Вернулся в бостоновом костюмчике, в шелковой рубахе, из-под нее моряцкий тельник вырисовывается, руки в наколочках. А наколочки — авторитетные, никаких тебе подлянок. Бабка увидала в дверях, ахнула: откель такой, с какого курорту? А что? К нам, хвалится, даже артистов привозили. Нет, правда! Начальник над артистами выступал, говорил: граждане зеки! Что такое была артистка до революции? Она была, граждане, постельная принадлежность. А теперь эта принадлежность к вам приехала… Промел он клешами улицу до пивнушки, и ну корье бусать да раков в нем топить. А на обратном пути встретил Зину-Зинулю; она оказалась в резиновых сапогах, в грязной юбке, за которую цеплялся грызун сопливый, а руки у нее разбитые, как лошадиные копыта, — встретил, раскланялся, с понтом малознакомые, и лишь сплюнул вослед. Из-за этой, что ль, фиалки поножовщина случилась?
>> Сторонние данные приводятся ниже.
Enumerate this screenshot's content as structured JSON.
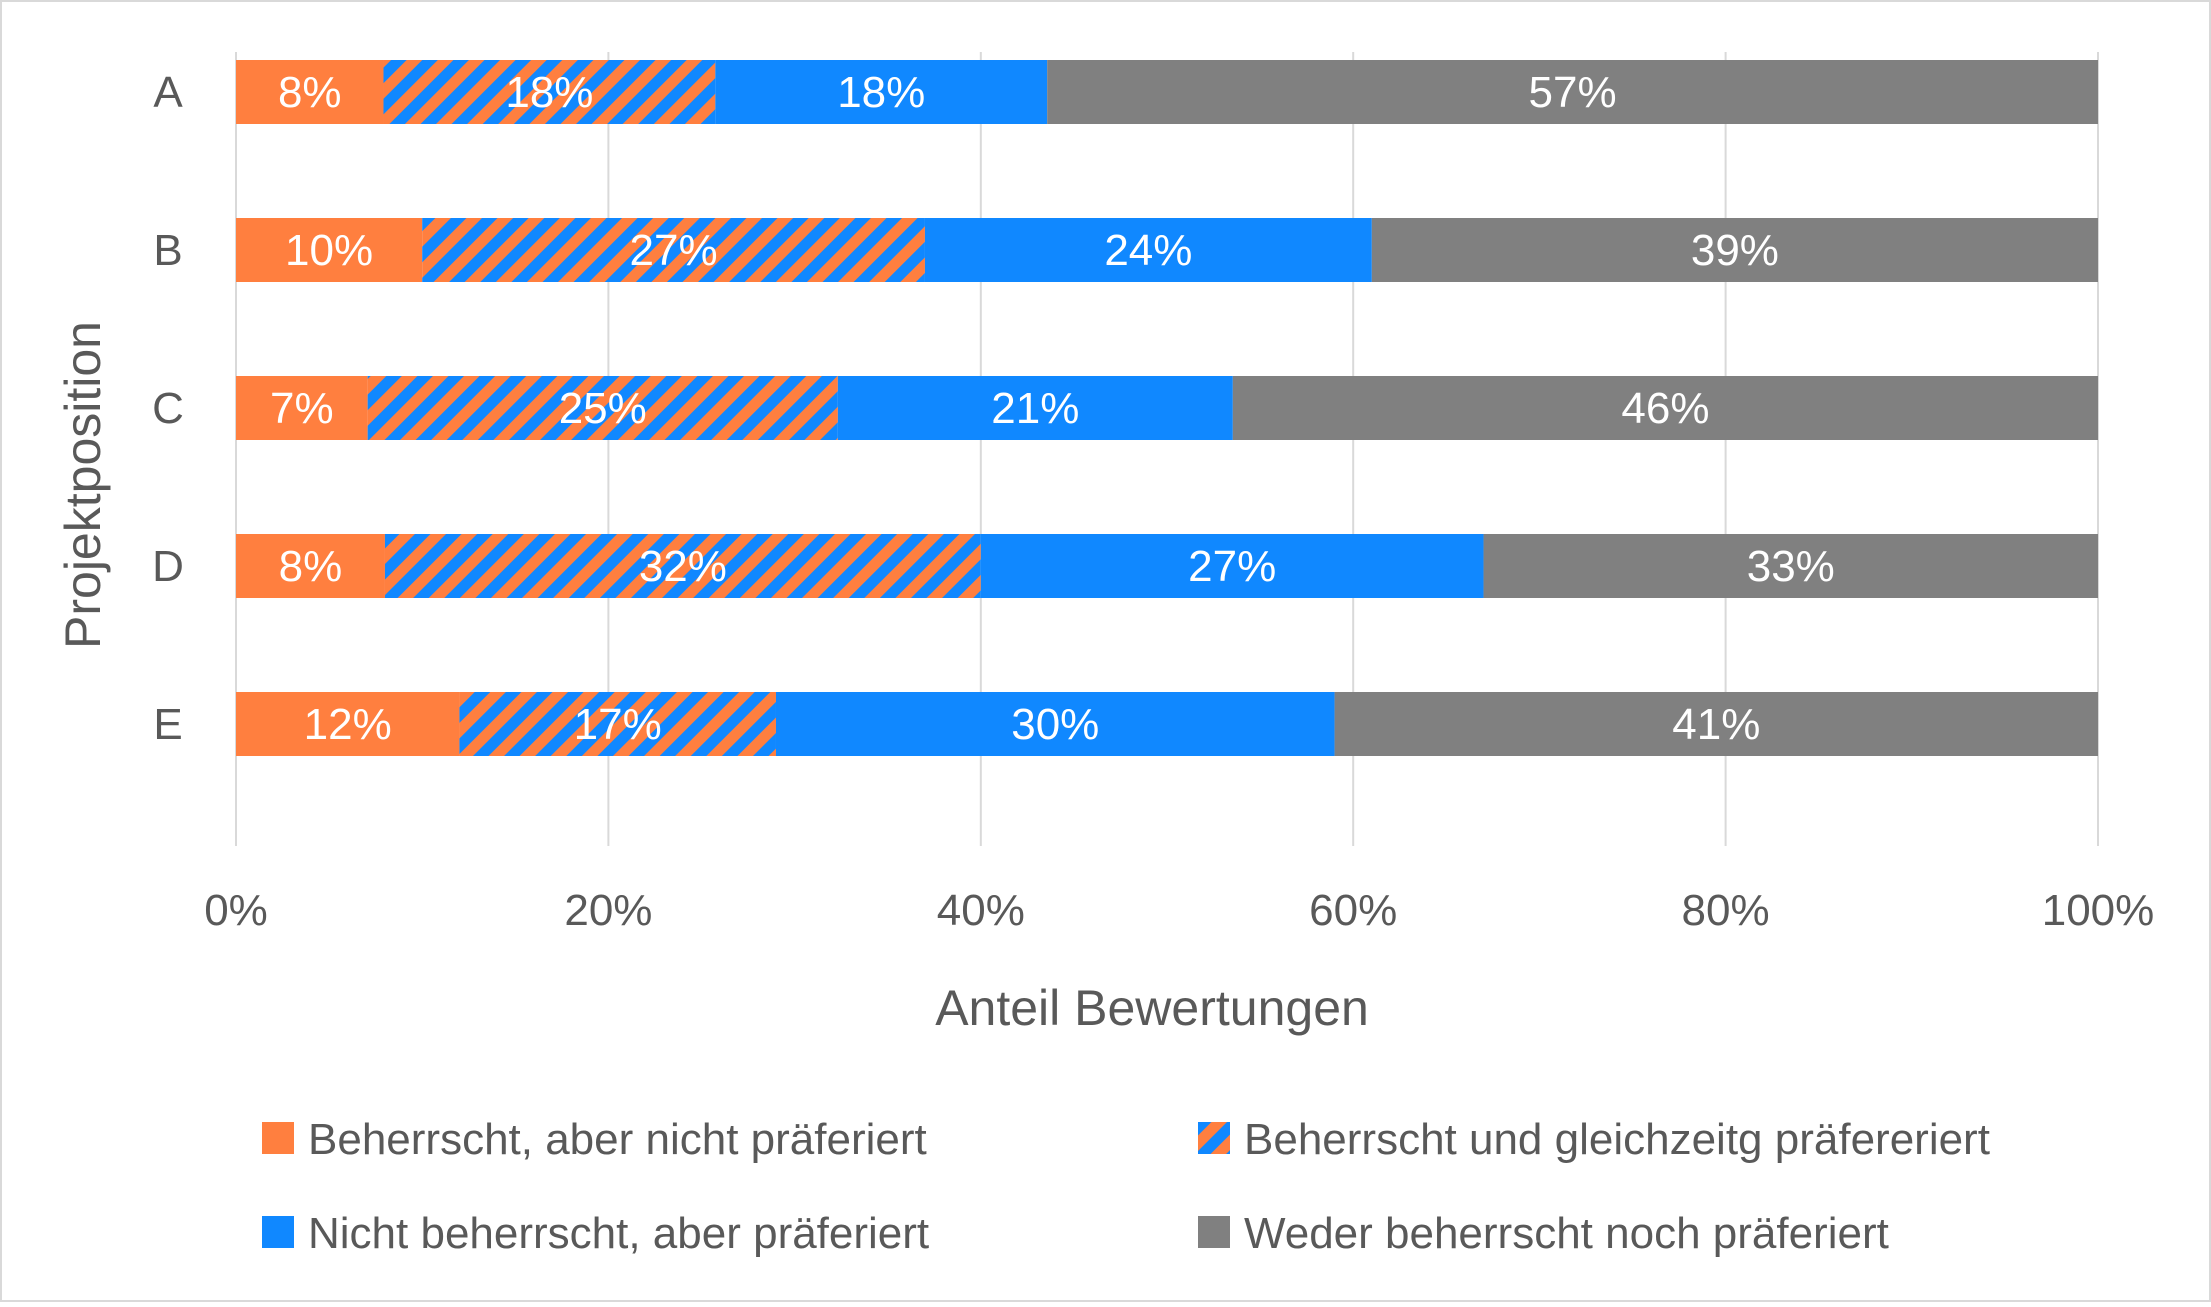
{
  "chart_data": {
    "type": "bar",
    "orientation": "horizontal",
    "stacked": "percent",
    "title": "",
    "xlabel": "Anteil Bewertungen",
    "ylabel": "Projektposition",
    "xlim": [
      0,
      100
    ],
    "xticks": [
      "0%",
      "20%",
      "40%",
      "60%",
      "80%",
      "100%"
    ],
    "categories": [
      "A",
      "B",
      "C",
      "D",
      "E"
    ],
    "grid": "vertical",
    "legend_position": "bottom",
    "series": [
      {
        "name": "Beherrscht, aber nicht präferiert",
        "color": "#FF7F3F",
        "pattern": "solid",
        "values": [
          8,
          10,
          7,
          8,
          12
        ],
        "labels": [
          "8%",
          "10%",
          "7%",
          "8%",
          "12%"
        ]
      },
      {
        "name": "Beherrscht und gleichzeitg präfereriert",
        "color": "#FF7F3F",
        "color2": "#1088FF",
        "pattern": "diagonal-stripes",
        "values": [
          18,
          27,
          25,
          32,
          17
        ],
        "labels": [
          "18%",
          "27%",
          "25%",
          "32%",
          "17%"
        ]
      },
      {
        "name": "Nicht beherrscht, aber präferiert",
        "color": "#1088FF",
        "pattern": "solid",
        "values": [
          18,
          24,
          21,
          27,
          30
        ],
        "labels": [
          "18%",
          "24%",
          "21%",
          "27%",
          "30%"
        ]
      },
      {
        "name": "Weder beherrscht noch präferiert",
        "color": "#808080",
        "pattern": "solid",
        "values": [
          57,
          39,
          46,
          33,
          41
        ],
        "labels": [
          "57%",
          "39%",
          "46%",
          "33%",
          "41%"
        ]
      }
    ]
  }
}
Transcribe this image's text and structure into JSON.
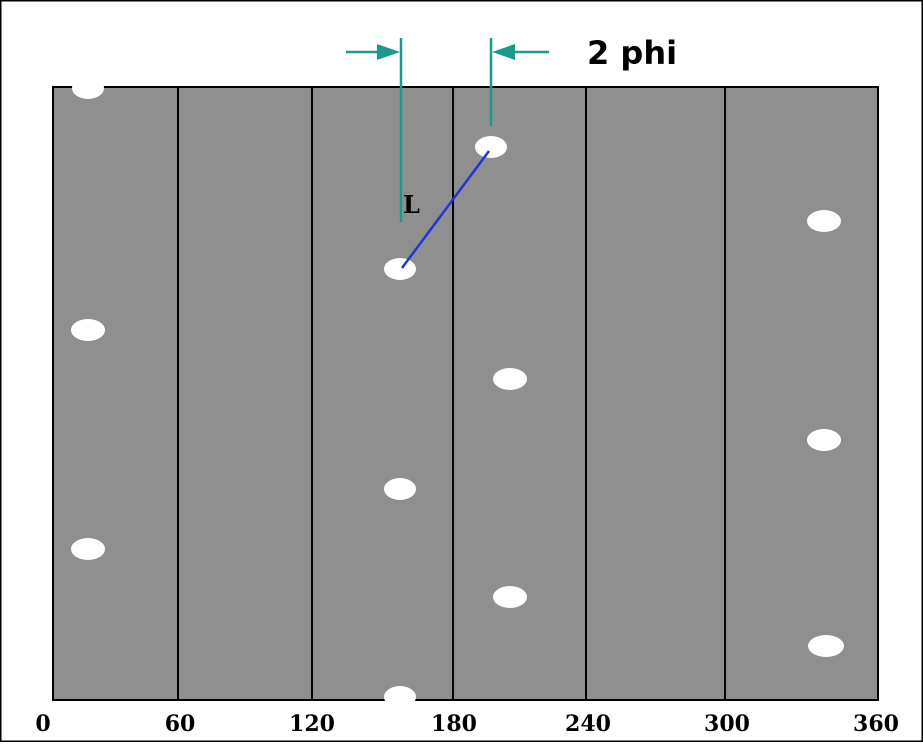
{
  "figure": {
    "annotation_label": "2 phi",
    "segment_label": "L",
    "x_ticks": [
      "0",
      "60",
      "120",
      "180",
      "240",
      "300",
      "360"
    ],
    "colors": {
      "background": "#ffffff",
      "panel": "#8f8f8f",
      "grid_lines": "#000000",
      "markers": "#ffffff",
      "dimension_lines": "#1a9a8c",
      "segment": "#2035d8"
    }
  }
}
А через пару недель обнимал он братана ро́дного, Николая. Бабка от счастья слезьми полы мыла, когда ей старшой цветов таежных приволок. Службу за Лаврентия заказала. Николай, дядь Коля, тоже за любовь сел. Точнее, за пацанку одну крымскую: побаловался солдат-фронтовик с нею под баркасом, на теплом песочке погрел герой старые боевые раны, порассказал про Европу, про Германию-Дойчланд, про герров и фрау, про свободную их любовь, а потом пришлось стыкнуться с братом ейным, на берегу бурного моря, невоспитанным и угрюмым субъектом, ну и… яволь! — пустякам, что ль, их в разведроте обучали.

А радио разрывается. На берег Дона, плачет, на ветку клена, рыдает, на твой заплаканный платок… Грустно и печально поет парень про декабрь, про раннюю зиму, а за окном — весна. Опять весна на дворе, пацаны! Опять земля пахнет небом. Опять в лужах купорос и воробьи купаются в них, как цыганята. А ветер несет с милого юга, с родимой стороны, запах полыни, сушь солончаков, дух чернозема, так непривычный здесь, на этих московских суглинках. Огни Ростова поезд захватил в пути… А тебе — тяжко. Так тяжело, пожалуй, еще никогда не бывало. Нет, иллюзий относительно истинной человеческой сущности ты не питал уже в детстве. Но так, как сейчас, — не бывало еще никогда.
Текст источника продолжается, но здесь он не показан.